We have talked before about my best friend Anne and the hijinx that we occasionally “get up to”…well, not EVERYTHING has been discussed, but you know that we enjoy seeing each other our once or twice a year and try to make every moment count.
She and Mike will be coming up the first week of June. Mike will be trailering his motorcycle up so he can do some riding while they are here. She and I will find something to do to entertain us, I’m sure.
When they come up, she always plans a menu for all of us while they are staying here. Anne is a terrific cook and really enjoys experimenting with new dishes…and of course, we are all willing to try it out. One of the times she was here, she made some casserole type dish that was made with potatoes, baby onions, some other ingredients and some crunchy stuff that I couldn’t identify…but it was SOO good, so I asked for the recipe. She rattled it off and then she said “and 4 TBLS of Fryin’ Magic.” I told her that I had NO idea what the heck that was. She explained that it is a type of coating, it comes in a box and you can get it at the grocery store.
Well, I looked at our grocery store next time I was in town and I couldn’t come up with any Fryin’ Magic.
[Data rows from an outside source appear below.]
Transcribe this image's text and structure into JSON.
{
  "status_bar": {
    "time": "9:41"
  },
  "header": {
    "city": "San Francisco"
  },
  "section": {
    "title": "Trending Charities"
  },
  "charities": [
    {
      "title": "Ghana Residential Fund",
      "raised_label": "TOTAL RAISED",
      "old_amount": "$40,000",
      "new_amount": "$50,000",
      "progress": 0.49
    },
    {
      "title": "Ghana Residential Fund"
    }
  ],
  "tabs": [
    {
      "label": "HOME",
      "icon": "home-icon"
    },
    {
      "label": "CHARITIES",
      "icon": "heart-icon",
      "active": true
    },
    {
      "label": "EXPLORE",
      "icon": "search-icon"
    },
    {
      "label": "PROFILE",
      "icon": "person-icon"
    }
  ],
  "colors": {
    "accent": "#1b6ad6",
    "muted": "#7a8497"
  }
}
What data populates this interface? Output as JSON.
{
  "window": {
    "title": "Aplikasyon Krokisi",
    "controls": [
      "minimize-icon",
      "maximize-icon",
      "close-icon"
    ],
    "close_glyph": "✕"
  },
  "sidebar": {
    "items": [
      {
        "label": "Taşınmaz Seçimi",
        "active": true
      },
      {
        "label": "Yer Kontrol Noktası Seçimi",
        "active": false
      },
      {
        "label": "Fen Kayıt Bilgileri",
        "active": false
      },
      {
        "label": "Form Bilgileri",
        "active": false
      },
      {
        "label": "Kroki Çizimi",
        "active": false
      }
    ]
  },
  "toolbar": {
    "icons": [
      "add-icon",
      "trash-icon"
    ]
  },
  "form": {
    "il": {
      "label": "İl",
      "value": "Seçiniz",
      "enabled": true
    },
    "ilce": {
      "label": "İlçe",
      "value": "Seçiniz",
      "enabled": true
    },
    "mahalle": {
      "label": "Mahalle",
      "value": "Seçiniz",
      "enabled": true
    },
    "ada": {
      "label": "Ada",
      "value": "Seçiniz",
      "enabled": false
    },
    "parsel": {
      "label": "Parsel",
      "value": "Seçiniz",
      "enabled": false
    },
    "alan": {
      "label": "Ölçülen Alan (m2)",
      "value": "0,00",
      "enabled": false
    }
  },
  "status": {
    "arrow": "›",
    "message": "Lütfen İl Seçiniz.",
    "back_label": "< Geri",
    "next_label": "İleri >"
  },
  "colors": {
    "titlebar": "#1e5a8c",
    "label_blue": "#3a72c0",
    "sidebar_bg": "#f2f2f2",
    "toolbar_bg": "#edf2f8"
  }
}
I couldn’t even come up with Shake and Bake! (Do they still make that stuff???) I emailed her when I got home and told her that there was none to be had in our little burg so she said she would get a couple of boxes and mail them to me. Not only is she a good cook, but she is a very thoughtful person…and this casserole WAS that good that I did want to be able to make it!
This was part of our email conversation;
From Anne; I just hope the box doesn't explode during transport. What a mess that would be! I've got it wrapped pretty good though.
From me: Hey, if it explodes, will I be the center of a postal investigation for “white substance”??
From Anne: Oops.........I hadn't even thought of that! I'm getting this mental image of the post office calling you to come down immediately. When you walk in, there's the postmaster (or mistress whatever the case may be) standing there with Fryin’ Magic all over their face, both hands flat on the counter in front of them, head down, eyes looking up at you. And they say, "Mrs. Clementz.....do you know a person by the name of Anne- ********??
From there we went to the following:
ME: Do you suppose we could end up on the Evening News with this Fryin’ Magic caper???
ANNE: Wouldn't that be hilarious?!? OMG! I can hear Dan Rather:
"There was an alarming incident in a small settlement called Newberry in the Upper Peninsula of Michigan today. It involves the post office and a powdery white substance. These types of alarming incidents are becoming commonplace since 911. The FBI was called in. The substance was analyzed & discovered to be the harmless coating mix called Fryin’ Magic. It seems that this item is a little hard to find in the Upper Peninsula. A woman needed some Fryin’ Magic to make a casserole for Thanksgiving. The woman's friend from Lower Michigan packed up a 2 boxes and sent it to her via the US postal service. When it arrived at the post office in Newberry, the packages exploded, coating the entire post office (I told you Newberry is a small settlement) in the white powdery substance. Everyone had a good laugh, and the woman announced that she will have to find another casserole to make as there isn't enough time to get another package of Fryin’ Magic to Newberry before Thanksgiving.
The local Newberry grocery stores have announced that they will start carrying Fryin’ Magic"
None of this actually happened, but it is ironic since that time I HAVE been able to get Fryin’ Magic at the IGA store!
(I want it known that neither Anne nor I take security issues lightly nor do we take the role of law enforcement lightly; we were just having some fun with this.)